We are living in an interesting age; an age of extremism, terrorism, technology, acceptance, indulgence, enlightenment, nihilism, advancements, feminism and Trumpisms to name but a few. What a time to be alive! In these contemporary times of fake news and skewed news one thing is certain with regards to the news; the news this month (February 2018) has been dominated by Ulster rugby players on trial for allegedly raping a young lady at a house party. Professional sportsmen Paddy Jackson and Stuart Olding are facing a rape conviction while another accused man, Blane McIlroy, is on tenterhooks for the less serious offence of exposure. The ignominious criminal trial of the shamed rugby stars involved a night of loutish hooliganism, of that there is no doubt. Nevertheless it is still important to remember that Paddy Jackson and his co-accused are innocent until proven guilty. In fact, judging from media coverage of the trial it appears very likely that the verdict could result in an acquittal or a hung jury.
The rugby-rape trial is just one of many sexual assault scandals that has caused outrage in recent years. The volume of sex crimes that have been reported in the last ten years is a cause for concern and it highlights the reality that society has got problems with sexual misconduct. The issue of consent needs to be thoroughly discussed, explicated and understood in order to mitigate the widespread endemic of inappropriate behavior.
The issue of consent can be a grey area because the provision of consent is sometimes expressed through semantics and body language rather than succinct wording. Sometimes women are not verbally direct in expressing their desire for mating activities. Girls do not always approach boys in such a forthright manner as to say “hello, fuck me now please,” or “hey you, I am desperate to give you a blowjob down the alleyway.” Women have their own reasons for being subtle in expressing seduction.
The dynamics of the mating game asks of male players to read and understand signals coming from potential mates. Knowing how to flirt and understanding when it is appropriate to kiss, touch and push for sex is an important skill that presents difficulty for some people. A deficiency of such skills can hinder an individual’s ability to initiate consensual sexual activity with a desired partner, and, in some cases a lack of mating game skills might correlate with inappropriate action. For example:
Imagine a man at a bar. The man lacks the essential skills required to succeed at the mating game, he has difficulty understanding signs of rejection from a woman whom he is attracted to. The woman interacts with him but she does not want to engage in physical contact with him. She folds her arms and rolls her eyes to heaven but does not directly ask the man to “leave her alone.” The inadequate man thinks he is flirting and in response to what he believes is a make or break moment, he puts his arm around the woman and leans in for a kiss before she finally rebuffs him with force. The man and woman then depart from each other. In putting his arm around the woman and planting a kiss on her the man walks away having committed a sexual assault although he is unaware of the fact that he has done so. The woman walks away feeling distraught yet unsure of whether or not she has been sexually assaulted. In this particular case the nebulous framework of the mating game has demonstrated problems related to the issue of consent.
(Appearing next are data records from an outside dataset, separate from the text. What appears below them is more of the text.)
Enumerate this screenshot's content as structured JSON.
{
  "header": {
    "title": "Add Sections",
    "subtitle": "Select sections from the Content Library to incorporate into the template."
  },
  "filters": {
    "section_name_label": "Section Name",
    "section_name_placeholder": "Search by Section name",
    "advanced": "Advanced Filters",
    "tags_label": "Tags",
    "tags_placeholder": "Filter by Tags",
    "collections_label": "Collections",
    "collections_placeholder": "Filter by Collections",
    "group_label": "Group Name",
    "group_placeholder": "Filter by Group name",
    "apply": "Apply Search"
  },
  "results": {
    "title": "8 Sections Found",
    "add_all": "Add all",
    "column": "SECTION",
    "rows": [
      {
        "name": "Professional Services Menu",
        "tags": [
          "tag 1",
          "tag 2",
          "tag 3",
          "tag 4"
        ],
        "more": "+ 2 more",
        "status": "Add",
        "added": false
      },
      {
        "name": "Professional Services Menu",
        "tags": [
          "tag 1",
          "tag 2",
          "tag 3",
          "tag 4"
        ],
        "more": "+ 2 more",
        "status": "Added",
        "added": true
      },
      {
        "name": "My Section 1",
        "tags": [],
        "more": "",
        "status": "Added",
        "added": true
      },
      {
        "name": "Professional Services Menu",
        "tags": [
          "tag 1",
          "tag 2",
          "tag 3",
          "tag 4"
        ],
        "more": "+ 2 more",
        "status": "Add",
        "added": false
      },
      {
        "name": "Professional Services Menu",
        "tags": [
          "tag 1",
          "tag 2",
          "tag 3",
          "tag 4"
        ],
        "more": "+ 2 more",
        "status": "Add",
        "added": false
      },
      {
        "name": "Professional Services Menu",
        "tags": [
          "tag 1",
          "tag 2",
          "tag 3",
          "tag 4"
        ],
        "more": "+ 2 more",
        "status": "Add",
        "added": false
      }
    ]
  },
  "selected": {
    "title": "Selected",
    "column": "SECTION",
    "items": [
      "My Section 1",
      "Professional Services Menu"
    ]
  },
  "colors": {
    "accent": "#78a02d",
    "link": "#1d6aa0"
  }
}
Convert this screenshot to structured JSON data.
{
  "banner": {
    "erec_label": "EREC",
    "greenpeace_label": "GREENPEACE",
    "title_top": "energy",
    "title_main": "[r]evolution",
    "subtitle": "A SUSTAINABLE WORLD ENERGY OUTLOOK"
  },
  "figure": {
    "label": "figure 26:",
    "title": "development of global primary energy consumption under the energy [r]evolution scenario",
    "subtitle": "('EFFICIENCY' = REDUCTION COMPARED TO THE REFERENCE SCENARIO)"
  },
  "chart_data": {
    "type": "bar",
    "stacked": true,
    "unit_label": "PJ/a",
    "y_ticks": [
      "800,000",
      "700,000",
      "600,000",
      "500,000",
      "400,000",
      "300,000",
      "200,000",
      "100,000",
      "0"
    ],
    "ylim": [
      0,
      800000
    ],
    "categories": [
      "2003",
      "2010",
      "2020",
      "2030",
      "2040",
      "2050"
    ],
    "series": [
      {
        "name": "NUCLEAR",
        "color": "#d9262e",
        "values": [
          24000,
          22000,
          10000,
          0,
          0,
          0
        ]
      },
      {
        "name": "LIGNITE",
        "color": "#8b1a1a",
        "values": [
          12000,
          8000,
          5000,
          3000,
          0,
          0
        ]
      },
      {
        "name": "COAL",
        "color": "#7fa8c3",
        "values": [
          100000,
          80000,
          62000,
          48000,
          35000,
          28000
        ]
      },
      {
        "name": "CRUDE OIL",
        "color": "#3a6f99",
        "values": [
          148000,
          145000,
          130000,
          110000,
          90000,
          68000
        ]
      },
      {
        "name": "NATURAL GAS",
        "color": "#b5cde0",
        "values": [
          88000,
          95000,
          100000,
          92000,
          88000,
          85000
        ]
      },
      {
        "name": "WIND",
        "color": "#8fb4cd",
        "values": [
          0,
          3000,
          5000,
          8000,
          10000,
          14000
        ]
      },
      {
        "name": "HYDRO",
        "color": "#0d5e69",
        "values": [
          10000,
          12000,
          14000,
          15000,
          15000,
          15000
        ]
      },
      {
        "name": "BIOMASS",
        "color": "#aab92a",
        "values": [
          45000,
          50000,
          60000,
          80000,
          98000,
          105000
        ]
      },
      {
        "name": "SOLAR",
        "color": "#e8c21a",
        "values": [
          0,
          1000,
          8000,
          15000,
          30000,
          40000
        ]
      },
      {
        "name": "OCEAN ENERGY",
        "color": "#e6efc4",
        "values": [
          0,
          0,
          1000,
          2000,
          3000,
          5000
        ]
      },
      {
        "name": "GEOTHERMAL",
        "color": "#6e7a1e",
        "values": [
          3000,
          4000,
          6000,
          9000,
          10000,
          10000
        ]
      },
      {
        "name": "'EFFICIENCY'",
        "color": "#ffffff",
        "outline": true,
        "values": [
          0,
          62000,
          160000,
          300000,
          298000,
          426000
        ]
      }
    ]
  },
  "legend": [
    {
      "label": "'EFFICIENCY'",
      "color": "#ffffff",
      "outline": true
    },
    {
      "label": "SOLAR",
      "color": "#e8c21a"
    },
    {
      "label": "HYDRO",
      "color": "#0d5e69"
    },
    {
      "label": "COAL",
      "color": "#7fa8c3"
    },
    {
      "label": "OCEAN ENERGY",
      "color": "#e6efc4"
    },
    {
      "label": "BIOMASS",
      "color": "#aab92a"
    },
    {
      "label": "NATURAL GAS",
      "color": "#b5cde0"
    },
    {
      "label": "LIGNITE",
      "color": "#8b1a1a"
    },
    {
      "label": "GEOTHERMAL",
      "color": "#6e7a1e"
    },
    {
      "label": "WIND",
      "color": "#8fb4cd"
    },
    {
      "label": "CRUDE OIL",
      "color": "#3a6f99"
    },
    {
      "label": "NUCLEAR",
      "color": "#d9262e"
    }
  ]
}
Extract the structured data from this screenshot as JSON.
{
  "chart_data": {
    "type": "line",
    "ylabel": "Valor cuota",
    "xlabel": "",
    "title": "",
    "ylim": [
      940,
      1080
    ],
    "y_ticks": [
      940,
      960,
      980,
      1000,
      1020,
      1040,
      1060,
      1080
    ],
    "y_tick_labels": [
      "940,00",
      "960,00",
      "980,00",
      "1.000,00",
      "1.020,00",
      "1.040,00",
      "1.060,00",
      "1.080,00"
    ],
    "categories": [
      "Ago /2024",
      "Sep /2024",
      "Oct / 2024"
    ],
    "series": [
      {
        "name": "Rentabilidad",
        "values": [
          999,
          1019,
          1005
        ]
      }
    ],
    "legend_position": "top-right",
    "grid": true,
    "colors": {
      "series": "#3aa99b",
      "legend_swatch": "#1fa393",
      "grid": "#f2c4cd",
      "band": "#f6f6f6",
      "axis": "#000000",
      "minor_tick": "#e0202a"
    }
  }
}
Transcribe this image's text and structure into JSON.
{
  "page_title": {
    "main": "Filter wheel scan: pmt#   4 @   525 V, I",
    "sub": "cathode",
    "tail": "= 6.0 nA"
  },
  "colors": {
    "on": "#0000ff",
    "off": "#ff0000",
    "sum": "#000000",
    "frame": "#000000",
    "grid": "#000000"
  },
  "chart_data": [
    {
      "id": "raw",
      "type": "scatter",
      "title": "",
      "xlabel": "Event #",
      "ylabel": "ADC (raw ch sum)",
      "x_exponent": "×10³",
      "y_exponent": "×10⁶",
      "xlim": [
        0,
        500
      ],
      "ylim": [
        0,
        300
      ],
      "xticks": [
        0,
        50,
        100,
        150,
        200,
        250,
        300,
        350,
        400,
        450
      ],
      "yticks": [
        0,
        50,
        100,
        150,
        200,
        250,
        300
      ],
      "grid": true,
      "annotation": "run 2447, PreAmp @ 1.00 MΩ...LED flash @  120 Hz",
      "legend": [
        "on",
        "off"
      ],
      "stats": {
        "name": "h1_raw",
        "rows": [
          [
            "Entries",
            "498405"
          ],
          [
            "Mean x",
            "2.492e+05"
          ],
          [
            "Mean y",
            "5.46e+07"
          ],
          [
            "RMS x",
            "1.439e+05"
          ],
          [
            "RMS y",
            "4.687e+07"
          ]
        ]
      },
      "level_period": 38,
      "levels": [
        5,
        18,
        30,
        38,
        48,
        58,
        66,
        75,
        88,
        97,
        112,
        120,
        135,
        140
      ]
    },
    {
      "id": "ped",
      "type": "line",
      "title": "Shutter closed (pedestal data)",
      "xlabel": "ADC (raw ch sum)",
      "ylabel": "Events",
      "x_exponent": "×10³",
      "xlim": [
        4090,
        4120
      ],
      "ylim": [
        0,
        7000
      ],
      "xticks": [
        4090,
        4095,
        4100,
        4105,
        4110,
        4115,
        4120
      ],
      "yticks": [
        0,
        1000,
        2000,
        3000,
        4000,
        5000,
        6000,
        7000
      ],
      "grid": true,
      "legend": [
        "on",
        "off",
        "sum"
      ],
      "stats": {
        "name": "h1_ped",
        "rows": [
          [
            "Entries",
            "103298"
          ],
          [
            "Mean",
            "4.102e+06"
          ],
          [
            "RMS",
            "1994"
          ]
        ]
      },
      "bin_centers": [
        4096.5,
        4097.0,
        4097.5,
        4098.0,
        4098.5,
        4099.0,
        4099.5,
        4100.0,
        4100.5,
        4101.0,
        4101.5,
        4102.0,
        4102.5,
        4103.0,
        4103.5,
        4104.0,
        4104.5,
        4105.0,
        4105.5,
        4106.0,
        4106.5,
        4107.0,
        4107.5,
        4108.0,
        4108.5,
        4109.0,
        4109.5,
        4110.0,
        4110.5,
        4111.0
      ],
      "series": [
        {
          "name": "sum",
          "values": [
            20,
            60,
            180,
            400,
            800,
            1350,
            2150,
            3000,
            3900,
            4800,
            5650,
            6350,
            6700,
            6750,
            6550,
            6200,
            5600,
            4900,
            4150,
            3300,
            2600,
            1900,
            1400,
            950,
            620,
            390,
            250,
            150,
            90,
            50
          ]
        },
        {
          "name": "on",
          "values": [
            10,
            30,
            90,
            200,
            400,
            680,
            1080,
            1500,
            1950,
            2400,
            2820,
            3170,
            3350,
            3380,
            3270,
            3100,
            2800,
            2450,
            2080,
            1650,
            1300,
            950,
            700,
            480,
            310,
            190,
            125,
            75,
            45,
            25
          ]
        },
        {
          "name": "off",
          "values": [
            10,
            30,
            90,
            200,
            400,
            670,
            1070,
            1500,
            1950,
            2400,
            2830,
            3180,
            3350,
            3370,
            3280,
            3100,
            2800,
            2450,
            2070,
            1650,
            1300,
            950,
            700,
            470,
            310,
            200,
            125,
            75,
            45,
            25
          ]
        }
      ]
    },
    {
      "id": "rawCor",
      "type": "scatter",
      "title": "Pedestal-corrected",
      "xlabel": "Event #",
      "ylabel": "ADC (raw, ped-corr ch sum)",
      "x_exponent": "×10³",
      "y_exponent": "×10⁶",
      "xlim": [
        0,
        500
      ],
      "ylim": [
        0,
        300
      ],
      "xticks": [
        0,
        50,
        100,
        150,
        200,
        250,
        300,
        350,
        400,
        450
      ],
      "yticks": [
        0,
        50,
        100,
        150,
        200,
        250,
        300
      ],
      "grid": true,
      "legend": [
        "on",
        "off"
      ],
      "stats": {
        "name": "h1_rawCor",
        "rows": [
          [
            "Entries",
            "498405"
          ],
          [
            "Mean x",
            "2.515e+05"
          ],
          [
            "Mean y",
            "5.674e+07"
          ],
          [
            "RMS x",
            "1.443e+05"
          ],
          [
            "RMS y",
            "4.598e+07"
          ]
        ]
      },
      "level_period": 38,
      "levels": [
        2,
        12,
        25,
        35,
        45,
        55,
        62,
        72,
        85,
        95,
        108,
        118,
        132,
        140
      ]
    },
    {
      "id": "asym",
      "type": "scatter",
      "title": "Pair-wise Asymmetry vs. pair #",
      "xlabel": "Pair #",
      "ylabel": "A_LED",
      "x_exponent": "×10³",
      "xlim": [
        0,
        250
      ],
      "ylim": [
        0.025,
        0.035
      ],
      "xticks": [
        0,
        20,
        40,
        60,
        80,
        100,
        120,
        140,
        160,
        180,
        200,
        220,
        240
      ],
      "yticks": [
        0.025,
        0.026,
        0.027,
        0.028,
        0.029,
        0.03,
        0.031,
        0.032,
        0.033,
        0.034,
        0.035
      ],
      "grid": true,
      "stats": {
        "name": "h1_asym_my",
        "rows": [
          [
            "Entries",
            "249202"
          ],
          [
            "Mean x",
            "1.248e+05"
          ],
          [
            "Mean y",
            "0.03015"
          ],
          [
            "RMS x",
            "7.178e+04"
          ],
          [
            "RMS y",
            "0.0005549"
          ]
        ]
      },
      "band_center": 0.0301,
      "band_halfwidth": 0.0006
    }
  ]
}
Communication should be coherent and unambiguous when it comes to granting or refusing consent. Incoherently refusing consent can create a situation where individuals unwittingly become rapists and rape victims. In the current trial involving the Ulster rugby players it is the defence’s argument that the accused men believed themselves to be engaging in “consensual” sexual activity. The defence are suggesting that refusal of consent was miscommunicated, they are also suggesting that the plaintiff was misleading via her communication standards to the extent that she metaphorically invited sex onto herself. Media coverage of the rugby-rape trial suggests that the plaintiff behaved provocatively and that she had a flirtatious demeanor. It has also been reported by a witness of the alleged non-consensual threesome that the participants of the sex act seemed comfortable and cooperative together; the plaintiff did not appear distressed, she did not desist or cry for help nor did the alleged assailants use force or violence. The standpoint of the defence in the rugby-rape trial underscores both the importance of coherent communication and the dangers of miscommunication with regards to the issue of consent.
As we journey through a time where constant change has become the norm then surely it should not be surprising to see changes arise in the age-old mating game. Only last year (2017) provisions in the Criminal Law [Sexual Offences] Act clarified that a person is incapable of consenting to sexual activity in a range of scenarios – including if they are intoxicated through drugs or alcohol. Therefore, sexual activity should never be exercised when intoxicants are involved.
In a changing world the mating game may become a dangerous pastime. As men begin to fear the thought of complimenting a woman is it crazy to imagine a world where people will need to carry written contracts to nightclubs when pursuing sexual partners?
Sexual encounters are an important part of the human experience but the most important thing of all is to remember that “no means no.” If a person flirts, walks, talks, dresses and strips in a demeanor that screams “I want sex,” it still does not trump the fact that “no means no.”